Les débats et polémiques suscités par les médecins sur la généralisation du tiers payant masquent l’orientation fondamentale du projet de loi sur la santé de la ministre Marisol Touraine. En discussion à l’Assemblée nationale, ce texte qui mobilise contre lui les principaux syndicats du secteur de la santé et de l’action sociale s’inscrit dans le plan présenté en avril pour dégager 10 milliards d’euros d’économies pour l’assurance maladie d’ici à 2017, dont 3 milliards pour l’hôpital grâce au développement des soins ambulatoires. Dans un communiqué commun, les syndicats CGT, FO et SUD estiment que « la mise en place des groupements hospitaliers de territoires (GHT) dans le sanitaire et le social accentue les fusions d’établissements, la mobilité forcée et la réduction massive de postes. Avec la réforme territoriale, c’est l’ensemble du secteur sanitaire, social et médico-social qui sera démantelé, au nom de la réduction des dépenses publiques et de la baisse du coût du travail ».

Dialogue social

Après l’échec de la négociation interprofessionnelle sur le dialogue social entre partenaires sociaux, le gouvernement présentera un projet de loi en Conseil des ministres le 15 ou le 22 avril.
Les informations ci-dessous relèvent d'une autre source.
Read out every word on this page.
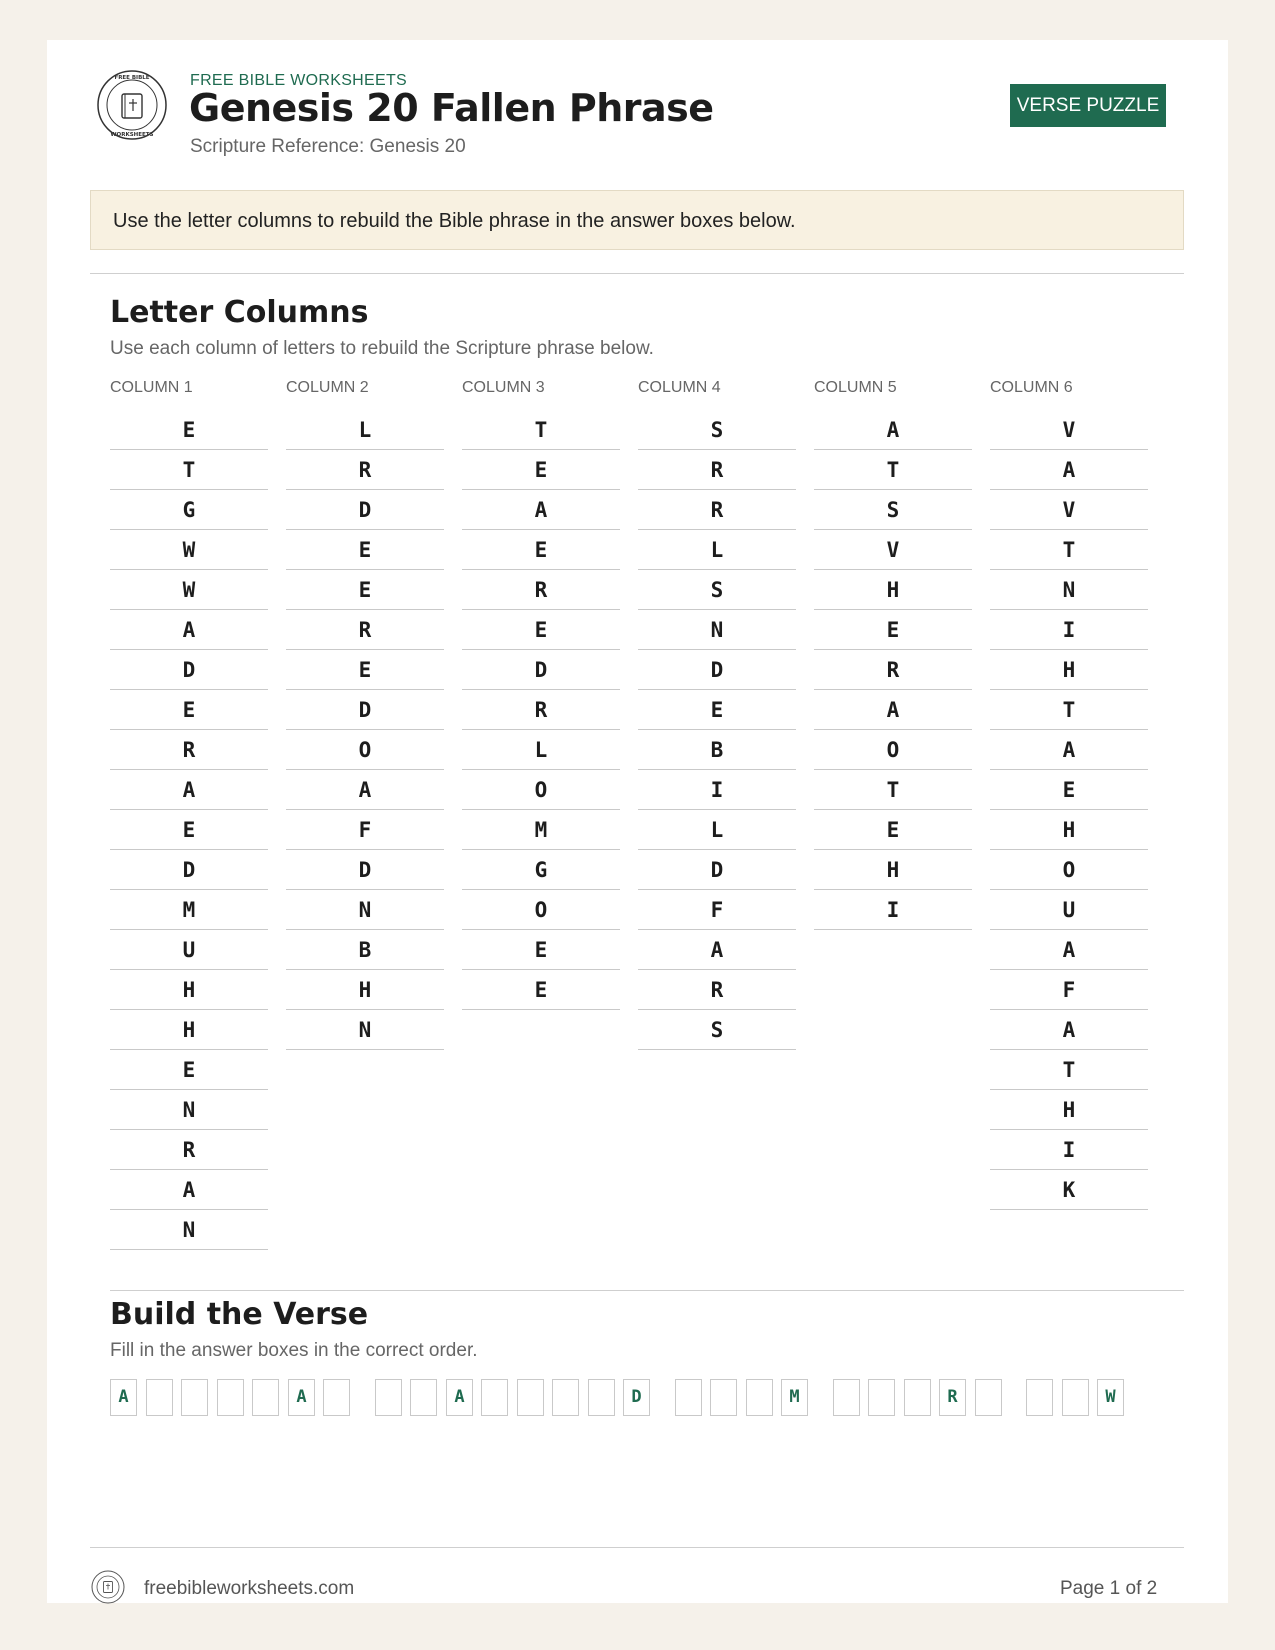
FREE BIBLE
WORKSHEETS
FREE BIBLE WORKSHEETS
Genesis 20 Fallen Phrase
Scripture Reference: Genesis 20
VERSE PUZZLE
Use the letter columns to rebuild the Bible phrase in the answer boxes below.
Letter Columns
Use each column of letters to rebuild the Scripture phrase below.
COLUMN 1
E
T
G
W
W
A
D
E
R
A
E
D
M
U
H
H
E
N
R
A
N
COLUMN 2
L
R
D
E
E
R
E
D
O
A
F
D
N
B
H
N
COLUMN 3
T
E
A
E
R
E
D
R
L
O
M
G
O
E
E
COLUMN 4
S
R
R
L
S
N
D
E
B
I
L
D
F
A
R
S
COLUMN 5
A
T
S
V
H
E
R
A
O
T
E
H
I
COLUMN 6
V
A
V
T
N
I
H
T
A
E
H
O
U
A
F
A
T
H
I
K
Build the Verse
Fill in the answer boxes in the correct order.
A	A	A	D	M	R	W
freebibleworksheets.com	Page 1 of 2
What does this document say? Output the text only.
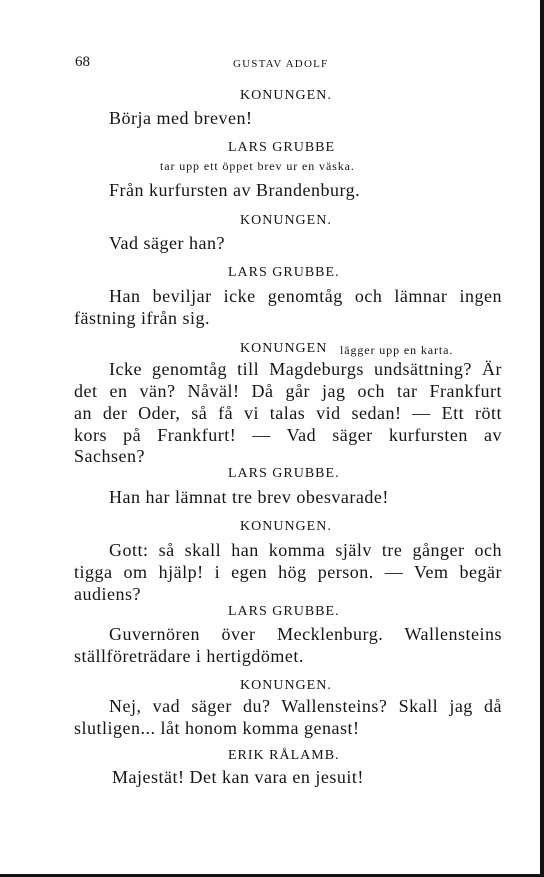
68	GUSTAV ADOLF
KONUNGEN.
Börja med breven!
LARS GRUBBE
tar upp ett öppet brev ur en väska.
Från kurfursten av Brandenburg.
KONUNGEN.
Vad säger han?
LARS GRUBBE.
Han beviljar icke genomtåg och lämnar ingen
fästning ifrån sig.
KONUNGEN lägger upp en karta.
Icke genomtåg till Magdeburgs undsättning? Är
det en vän? Nåväl! Då går jag och tar Frankfurt
an der Oder, så få vi talas vid sedan! — Ett rött
kors på Frankfurt! — Vad säger kurfursten av
Sachsen?
LARS GRUBBE.
Han har lämnat tre brev obesvarade!
KONUNGEN.
Gott: så skall han komma själv tre gånger och
tigga om hjälp! i egen hög person. — Vem begär
audiens?
LARS GRUBBE.
Guvernören över Mecklenburg. Wallensteins
ställföreträdare i hertigdömet.
KONUNGEN.
Nej, vad säger du? Wallensteins? Skall jag då
slutligen... låt honom komma genast!
ERIK RÅLAMB.
Majestät! Det kan vara en jesuit!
Le texte est critiqué notamment par la CGT et FO, qui reprochent au gouvernement de vouloir réduire les procédures de consultation et d’information des instances représentatives du personnel (comité d’entreprise, comité d’hygiène, de sécurité et des conditions de travail, négociation annuelle obligatoire).

Retraites

Les organisations syndicales de retraités (CGT, FO, FSU et Solidaires) ont appelé les retraités à manifester le 9 avril pour dénoncer des mesures d’austérité qui aggravent leur situation. Les syndicats pointent des réformes qui ont augmenté la pression fiscale sur les retraites, provoqué le gel des pensions dans le public et dans le privé, entraîné des déremboursements de soins et renchéri les complémentaires santé. Surtout, la manifestation a lieu à la veille d’une troisième réunion de négociations entre partenaires sociaux autour d’une nouvelle réforme pour redresser les comptes des retraites complémentaires Arrco (salariés) et Agirc (cadres). Ces négociations sont surveillées de près par Manuel Valls, qui a saisi le Haut Conseil du financement de la protection sociale pour lui enjoindre d’élargir sa réflexion sur « l’évolution du financement de la protection sociale », en particulier des retraites complémentaires.

Réforme du collège

La contestation du projet de réforme du collège fait partie des mots d’ordre de la grève du 9 avril, lancée par des fédérations de fonctionnaires et relayée par des syndicats du secondaire. Le Snes-FSU, premier syndicat du secondaire, le Snalc (classé à droite), FO et la CGT ont claqué la porte, le 31 mars, lors de la dernière réunion de négociation avec le gouvernement. Selon le Snes-FSU, le projet annoncé par la ministre de l’Éducation nationale, Najat Vallaud-Belkacem, « s’appuie sur l’augmentation dangereuse de l’autonomie des établissements, une conception problématique de l’interdisciplinarité et de l’accompagnement personnalisé, un sort calamiteux réservé aux langues vivantes, régionales et anciennes, la globalisation des horaires d’enseignements artistiques, ainsi que des enseignements technologiques et scientifiques ». La charge de travail des enseignants s’en trouverait accrue et leur liberté pédagogique attaquée.